Founded by Alicia Keys, the Keep a Child Alive Foundation asked a gaggle of celebrities, including Lady Gaga, Justin Timberlake and Usher, to "kill" their online presence on Facebook, Twitter and the like until a ransom of $1 million is donated.

Again, this is definitely a worthy cause, but the belief that fans missing out on Kardashian's endless stream of self-promotion (I just learned that she can't "live without (her) illumifill," whatever the hell that is) is a crisis worth getting the wallet out is a little too meta-bizarre to process.

In an era when celebrities are finding ways to monetize their relationship with their fans on Twitter and Facebook, maybe the stars should be doing the donating, not the millions of people who clicked the "follow" button because they wanted to keep up with someone they feel some affinity for.

The Internet is a strange place where everything is free and nothing is free—at the same time—and every new form of social media is either created to be commodified, or it quickly becomes that way. Thomas Frank once said, "Consumerism is no longer about conformity but about difference," but now consumerism seems to be about communication.

Selling out that line of communication—even for charity—just shows us how cheap it really is.

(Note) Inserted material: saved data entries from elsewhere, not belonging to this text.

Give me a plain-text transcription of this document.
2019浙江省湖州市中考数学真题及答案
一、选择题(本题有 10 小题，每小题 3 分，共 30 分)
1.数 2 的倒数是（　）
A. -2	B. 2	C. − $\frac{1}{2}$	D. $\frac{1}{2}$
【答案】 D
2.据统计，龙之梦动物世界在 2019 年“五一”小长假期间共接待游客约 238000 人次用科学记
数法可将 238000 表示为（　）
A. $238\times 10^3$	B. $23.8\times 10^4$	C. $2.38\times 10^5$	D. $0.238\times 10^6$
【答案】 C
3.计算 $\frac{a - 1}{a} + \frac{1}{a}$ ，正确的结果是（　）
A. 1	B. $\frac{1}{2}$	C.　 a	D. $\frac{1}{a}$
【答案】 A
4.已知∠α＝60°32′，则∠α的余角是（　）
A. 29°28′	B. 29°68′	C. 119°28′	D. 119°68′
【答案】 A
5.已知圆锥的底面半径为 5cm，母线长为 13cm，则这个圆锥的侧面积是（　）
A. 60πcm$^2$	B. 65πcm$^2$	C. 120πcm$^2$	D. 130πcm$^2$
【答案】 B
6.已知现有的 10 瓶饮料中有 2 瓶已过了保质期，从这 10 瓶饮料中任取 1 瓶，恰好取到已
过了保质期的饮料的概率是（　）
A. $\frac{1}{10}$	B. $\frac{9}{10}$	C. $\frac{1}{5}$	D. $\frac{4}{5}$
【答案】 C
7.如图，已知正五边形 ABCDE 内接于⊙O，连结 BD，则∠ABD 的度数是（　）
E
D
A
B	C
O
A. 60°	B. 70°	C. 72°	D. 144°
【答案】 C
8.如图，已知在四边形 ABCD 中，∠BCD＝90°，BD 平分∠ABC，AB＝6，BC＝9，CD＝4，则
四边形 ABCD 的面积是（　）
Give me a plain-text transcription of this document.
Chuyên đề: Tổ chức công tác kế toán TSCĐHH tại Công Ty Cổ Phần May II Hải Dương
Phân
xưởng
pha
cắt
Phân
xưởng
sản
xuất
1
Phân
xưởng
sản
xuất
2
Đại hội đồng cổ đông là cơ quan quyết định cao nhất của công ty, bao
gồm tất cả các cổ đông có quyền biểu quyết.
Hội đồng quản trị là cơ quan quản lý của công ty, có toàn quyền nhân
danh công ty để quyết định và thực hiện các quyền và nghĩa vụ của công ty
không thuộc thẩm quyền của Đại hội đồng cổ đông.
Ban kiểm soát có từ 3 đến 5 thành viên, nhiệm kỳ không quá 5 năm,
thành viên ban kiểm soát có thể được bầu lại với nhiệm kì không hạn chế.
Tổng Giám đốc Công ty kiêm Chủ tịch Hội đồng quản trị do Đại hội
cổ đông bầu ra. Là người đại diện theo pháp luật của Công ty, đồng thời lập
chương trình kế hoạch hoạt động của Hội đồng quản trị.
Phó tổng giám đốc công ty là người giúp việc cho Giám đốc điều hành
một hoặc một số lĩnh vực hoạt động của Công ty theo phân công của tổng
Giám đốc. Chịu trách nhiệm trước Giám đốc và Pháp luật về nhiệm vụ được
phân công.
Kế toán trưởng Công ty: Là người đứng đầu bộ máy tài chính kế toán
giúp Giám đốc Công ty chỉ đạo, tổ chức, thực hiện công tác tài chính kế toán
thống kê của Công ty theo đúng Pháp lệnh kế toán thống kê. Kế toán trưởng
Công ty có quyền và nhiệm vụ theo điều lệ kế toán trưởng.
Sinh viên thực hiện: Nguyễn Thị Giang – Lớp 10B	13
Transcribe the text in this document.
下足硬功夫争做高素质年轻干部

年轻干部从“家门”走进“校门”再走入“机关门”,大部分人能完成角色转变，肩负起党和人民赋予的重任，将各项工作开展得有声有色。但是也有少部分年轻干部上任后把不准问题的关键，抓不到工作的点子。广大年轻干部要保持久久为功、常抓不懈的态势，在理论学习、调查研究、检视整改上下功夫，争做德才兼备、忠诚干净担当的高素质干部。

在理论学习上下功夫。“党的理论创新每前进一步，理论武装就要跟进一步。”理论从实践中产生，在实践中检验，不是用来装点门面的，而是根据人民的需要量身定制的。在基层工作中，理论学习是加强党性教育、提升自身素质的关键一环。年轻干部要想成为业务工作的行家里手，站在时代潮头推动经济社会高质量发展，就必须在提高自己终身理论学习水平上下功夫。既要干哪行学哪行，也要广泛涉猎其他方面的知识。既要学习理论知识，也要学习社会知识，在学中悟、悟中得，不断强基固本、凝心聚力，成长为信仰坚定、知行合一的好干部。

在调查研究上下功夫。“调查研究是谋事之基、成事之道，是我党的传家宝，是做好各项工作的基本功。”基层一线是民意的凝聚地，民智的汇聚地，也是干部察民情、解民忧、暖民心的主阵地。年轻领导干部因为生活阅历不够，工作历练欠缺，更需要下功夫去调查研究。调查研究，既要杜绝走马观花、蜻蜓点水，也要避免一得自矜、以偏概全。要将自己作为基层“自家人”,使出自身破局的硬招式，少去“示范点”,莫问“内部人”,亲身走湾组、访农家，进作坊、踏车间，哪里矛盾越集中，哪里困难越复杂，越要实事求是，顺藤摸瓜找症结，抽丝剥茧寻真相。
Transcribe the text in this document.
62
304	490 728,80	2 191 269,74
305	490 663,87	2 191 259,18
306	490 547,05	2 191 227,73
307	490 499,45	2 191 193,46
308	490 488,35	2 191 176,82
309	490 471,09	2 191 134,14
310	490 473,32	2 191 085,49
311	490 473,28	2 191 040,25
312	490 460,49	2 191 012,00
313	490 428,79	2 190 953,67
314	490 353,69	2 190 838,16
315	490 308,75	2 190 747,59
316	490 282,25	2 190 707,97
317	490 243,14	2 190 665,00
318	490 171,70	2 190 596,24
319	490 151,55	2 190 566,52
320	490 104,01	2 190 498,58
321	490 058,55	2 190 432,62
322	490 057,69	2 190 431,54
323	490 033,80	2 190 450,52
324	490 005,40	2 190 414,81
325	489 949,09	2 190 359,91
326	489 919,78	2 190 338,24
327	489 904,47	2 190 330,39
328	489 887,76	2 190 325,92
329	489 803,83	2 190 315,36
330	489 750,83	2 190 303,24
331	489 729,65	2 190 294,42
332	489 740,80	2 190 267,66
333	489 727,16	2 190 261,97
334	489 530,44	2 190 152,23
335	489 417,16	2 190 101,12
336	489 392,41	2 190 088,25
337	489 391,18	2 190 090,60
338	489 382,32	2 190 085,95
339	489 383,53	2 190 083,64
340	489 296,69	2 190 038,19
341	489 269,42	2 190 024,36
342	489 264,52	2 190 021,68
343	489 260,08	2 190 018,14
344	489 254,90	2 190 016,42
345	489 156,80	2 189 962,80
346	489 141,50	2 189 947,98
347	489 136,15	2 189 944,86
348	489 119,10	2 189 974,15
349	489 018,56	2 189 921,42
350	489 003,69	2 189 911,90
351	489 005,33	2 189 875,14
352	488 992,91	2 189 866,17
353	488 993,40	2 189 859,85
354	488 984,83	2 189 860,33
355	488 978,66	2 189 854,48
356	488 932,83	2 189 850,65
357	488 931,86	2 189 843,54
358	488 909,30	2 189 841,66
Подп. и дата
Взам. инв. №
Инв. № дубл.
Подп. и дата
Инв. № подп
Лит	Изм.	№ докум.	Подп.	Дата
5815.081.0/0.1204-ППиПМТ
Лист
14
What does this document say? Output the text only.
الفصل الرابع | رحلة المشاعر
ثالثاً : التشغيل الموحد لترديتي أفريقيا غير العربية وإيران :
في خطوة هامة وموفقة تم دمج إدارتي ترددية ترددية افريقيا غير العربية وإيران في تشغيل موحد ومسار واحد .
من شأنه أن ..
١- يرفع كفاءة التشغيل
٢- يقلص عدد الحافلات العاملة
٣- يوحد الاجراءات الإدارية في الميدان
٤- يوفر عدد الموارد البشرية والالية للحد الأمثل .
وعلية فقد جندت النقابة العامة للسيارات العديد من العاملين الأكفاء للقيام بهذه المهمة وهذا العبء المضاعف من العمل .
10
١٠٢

The Range linked to more nonsense from critics of the New START Treaty, including U.S. Sen. Jon Kyl; noted that Kyl managed to work a $200 million earmark into a bill to settle a water-rights lawsuit with American Indian tribes just three days after GOP senators swore off earmarks; and gave you some background on the DREAM Act.

We warned you that rattlesnakes were moving into abandoned and foreclosed homes; enticed your appetite with the TurBaconEpic; and told you about an out-of-area woman who can’t stop not retiring to Tucson, at least according to her comments at TucsonWeekly.com.

We reviewed Cirque du Soleil’s Alegria at the Tucson Convention Center Arena; featured photography from UA journalism students Diana Sokolova and Joshua Morgan; and highlighted great music playing all around town.

We let you know about plans for HUB Restaurant and Creamery downtown; updated you on the repairs to the fire-damaged Takamatsu restaurant; and revealed hidden knowledge about the Honey Lick Martini in our new TucsonWeeklyTV series, “Secrets of Tucson Bartenders.”


”Big-city culture is a hard sell in the Old Pueblo. The vaguely demeaning phrase ‘absurdly talented’ says it all.”

TucsonWeekly.com commenter David Kish joins the chorus of dissent against Dan Gibson’s Cirque du Soleil review on The Range (“Review: Cirque du Soleil’s Alegria at the TCC Arena,” Nov. 25).


So far, we’ve had Amber from Harvest and Jonas from Jasper contribute to our “Secrets of Tucson Bartenders” series, and this week, we head downtown to Janos Wilder’s return to the central city, Downtown Kitchen + Cocktails. They take the “cocktails” part of their name seriously, using local ingredients and developing fresh takes on classic drinks. Kristian gives us a look into how the new restaurant uses infused liquors to add depth of flavor to their drinks.

Also this week, we have multimedia features to go with our Beyond the Border series, done by students from the University of Arizona School of Journalism, including a look at what life is like for one undocumented worker in New York City.